🤖 AI Summary
This work addresses the limitations of existing high-level synthesis (HLS) tools, which are sensitive to programming style and lack transparency, thereby hindering automatic and efficient optimization of specialized memory systems. The paper presents the first formal translation framework based on relational Hoare logic that automatically identifies complex memory access patterns in naive HLS programs and transparently inserts on-chip buffering and streaming structures while preserving semantic correctness. By integrating this approach with commercial HLS tools and evaluating it on real FPGA platforms, the method demonstrates significant performance improvements for hardware accelerators. This study marks the first application of relational Hoare logic to HLS optimization, ensuring both correctness and efficiency of the applied transformations.
📝 Abstract
High-level synthesis (HLS) is a powerful tool for developing efficient hardware accelerators that rely on specialized memory systems to achieve sufficient on-chip data reuse and off-chip bandwidth utilization.

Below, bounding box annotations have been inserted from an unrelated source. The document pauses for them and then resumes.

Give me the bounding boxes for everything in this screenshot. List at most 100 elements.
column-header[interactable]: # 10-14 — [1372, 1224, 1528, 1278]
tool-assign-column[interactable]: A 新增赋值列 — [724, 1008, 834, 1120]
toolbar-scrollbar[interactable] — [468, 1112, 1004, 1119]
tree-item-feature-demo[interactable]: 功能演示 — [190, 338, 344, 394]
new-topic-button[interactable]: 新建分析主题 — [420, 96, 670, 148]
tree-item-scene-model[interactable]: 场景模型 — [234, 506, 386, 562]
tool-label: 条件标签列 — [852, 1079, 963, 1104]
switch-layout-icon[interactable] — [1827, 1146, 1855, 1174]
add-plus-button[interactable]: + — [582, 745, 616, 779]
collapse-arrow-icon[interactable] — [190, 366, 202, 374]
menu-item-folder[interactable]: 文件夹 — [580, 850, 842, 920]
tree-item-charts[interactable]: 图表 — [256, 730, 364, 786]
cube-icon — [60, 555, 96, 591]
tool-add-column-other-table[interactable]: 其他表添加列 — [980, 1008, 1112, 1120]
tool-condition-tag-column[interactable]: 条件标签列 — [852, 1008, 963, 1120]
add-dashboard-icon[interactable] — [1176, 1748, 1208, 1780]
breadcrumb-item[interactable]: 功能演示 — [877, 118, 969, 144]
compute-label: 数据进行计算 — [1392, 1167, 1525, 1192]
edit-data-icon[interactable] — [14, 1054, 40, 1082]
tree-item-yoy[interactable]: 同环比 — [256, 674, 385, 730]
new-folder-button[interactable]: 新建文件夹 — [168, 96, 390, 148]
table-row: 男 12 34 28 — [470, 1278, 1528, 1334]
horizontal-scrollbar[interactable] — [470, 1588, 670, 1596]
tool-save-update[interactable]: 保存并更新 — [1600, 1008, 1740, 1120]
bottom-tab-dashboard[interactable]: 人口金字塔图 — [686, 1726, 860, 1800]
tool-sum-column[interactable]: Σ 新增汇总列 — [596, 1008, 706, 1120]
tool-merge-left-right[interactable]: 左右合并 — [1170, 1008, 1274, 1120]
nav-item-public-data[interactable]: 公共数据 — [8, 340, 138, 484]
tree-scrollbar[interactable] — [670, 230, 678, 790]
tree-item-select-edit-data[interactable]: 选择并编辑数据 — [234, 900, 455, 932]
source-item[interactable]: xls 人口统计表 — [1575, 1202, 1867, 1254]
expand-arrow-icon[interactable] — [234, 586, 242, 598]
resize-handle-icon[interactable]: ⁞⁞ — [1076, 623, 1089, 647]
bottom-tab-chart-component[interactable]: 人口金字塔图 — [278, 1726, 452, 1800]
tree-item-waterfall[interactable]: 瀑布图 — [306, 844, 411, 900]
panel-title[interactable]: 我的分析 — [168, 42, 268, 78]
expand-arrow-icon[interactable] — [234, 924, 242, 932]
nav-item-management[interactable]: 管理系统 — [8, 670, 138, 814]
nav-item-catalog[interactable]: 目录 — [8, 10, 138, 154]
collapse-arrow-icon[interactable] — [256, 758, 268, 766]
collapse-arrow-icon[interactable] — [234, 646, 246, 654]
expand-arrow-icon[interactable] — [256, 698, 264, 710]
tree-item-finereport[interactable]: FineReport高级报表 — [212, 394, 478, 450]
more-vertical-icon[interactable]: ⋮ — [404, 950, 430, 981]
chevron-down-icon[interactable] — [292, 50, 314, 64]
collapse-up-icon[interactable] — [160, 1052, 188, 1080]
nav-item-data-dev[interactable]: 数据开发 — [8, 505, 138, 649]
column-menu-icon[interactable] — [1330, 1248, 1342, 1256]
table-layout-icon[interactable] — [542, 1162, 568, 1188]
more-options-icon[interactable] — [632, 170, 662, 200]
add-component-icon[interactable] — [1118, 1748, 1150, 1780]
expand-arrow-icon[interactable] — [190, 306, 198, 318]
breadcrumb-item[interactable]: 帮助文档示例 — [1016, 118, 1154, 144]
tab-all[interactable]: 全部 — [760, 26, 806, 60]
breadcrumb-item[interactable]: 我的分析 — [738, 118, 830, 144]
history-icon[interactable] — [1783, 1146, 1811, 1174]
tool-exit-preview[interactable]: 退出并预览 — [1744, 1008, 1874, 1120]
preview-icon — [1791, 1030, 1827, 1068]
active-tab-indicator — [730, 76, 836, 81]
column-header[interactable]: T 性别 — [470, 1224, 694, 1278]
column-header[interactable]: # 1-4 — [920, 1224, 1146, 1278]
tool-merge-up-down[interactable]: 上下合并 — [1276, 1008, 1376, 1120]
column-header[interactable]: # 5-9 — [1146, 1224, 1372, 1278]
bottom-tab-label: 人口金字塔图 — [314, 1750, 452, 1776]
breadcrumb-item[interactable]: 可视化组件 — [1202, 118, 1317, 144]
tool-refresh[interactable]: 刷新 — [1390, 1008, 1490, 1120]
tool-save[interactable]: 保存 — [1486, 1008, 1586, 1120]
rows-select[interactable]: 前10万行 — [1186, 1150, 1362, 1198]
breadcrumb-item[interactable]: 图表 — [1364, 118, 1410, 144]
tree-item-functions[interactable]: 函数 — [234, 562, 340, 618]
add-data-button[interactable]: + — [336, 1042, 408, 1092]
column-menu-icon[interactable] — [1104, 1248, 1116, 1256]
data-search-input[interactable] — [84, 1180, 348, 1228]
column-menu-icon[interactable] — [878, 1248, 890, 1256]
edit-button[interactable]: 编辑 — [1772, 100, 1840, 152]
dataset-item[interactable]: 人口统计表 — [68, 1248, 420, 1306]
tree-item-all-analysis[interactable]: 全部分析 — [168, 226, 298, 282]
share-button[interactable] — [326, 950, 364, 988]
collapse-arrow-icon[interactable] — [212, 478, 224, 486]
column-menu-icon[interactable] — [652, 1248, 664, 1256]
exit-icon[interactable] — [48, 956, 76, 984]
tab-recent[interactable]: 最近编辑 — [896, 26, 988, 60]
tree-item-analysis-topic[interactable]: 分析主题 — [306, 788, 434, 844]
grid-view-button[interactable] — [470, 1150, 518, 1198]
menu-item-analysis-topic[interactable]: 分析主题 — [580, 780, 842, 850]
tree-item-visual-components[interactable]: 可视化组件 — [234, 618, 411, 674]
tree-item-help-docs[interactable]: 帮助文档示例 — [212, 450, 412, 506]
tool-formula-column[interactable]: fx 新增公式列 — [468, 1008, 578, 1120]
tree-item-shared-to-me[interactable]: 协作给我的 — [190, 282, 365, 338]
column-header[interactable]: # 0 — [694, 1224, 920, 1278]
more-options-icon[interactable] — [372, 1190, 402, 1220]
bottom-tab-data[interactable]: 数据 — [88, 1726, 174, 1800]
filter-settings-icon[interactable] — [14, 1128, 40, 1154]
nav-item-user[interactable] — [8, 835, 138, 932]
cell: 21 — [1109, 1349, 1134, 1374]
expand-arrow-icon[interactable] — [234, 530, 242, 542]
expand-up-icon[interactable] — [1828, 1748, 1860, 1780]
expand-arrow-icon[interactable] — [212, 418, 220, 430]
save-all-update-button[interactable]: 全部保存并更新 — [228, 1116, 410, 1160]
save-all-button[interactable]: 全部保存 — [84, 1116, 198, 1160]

However, even with HLS, designing such systems still requires careful manual tuning, as automatic optimizations provided by existing tools are highly sensitive to programming style and often lack transparency. To address these issues, we present a formal translation framework based on relational Hoare logic, which enables robust and transparent transformations. Our method recognizes complex memory access patterns in na\"ive HLS programs and automatically transforms them by inserting on-chip buffers to enforce linear access to off-chip memory, and by replacing non-sequential processing with stream processing, while preserving program semantics. Experiments using our prototype translator, combined with an off-the-shelf HLS compiler and a real FPGA board, have demonstrated significant performance improvements.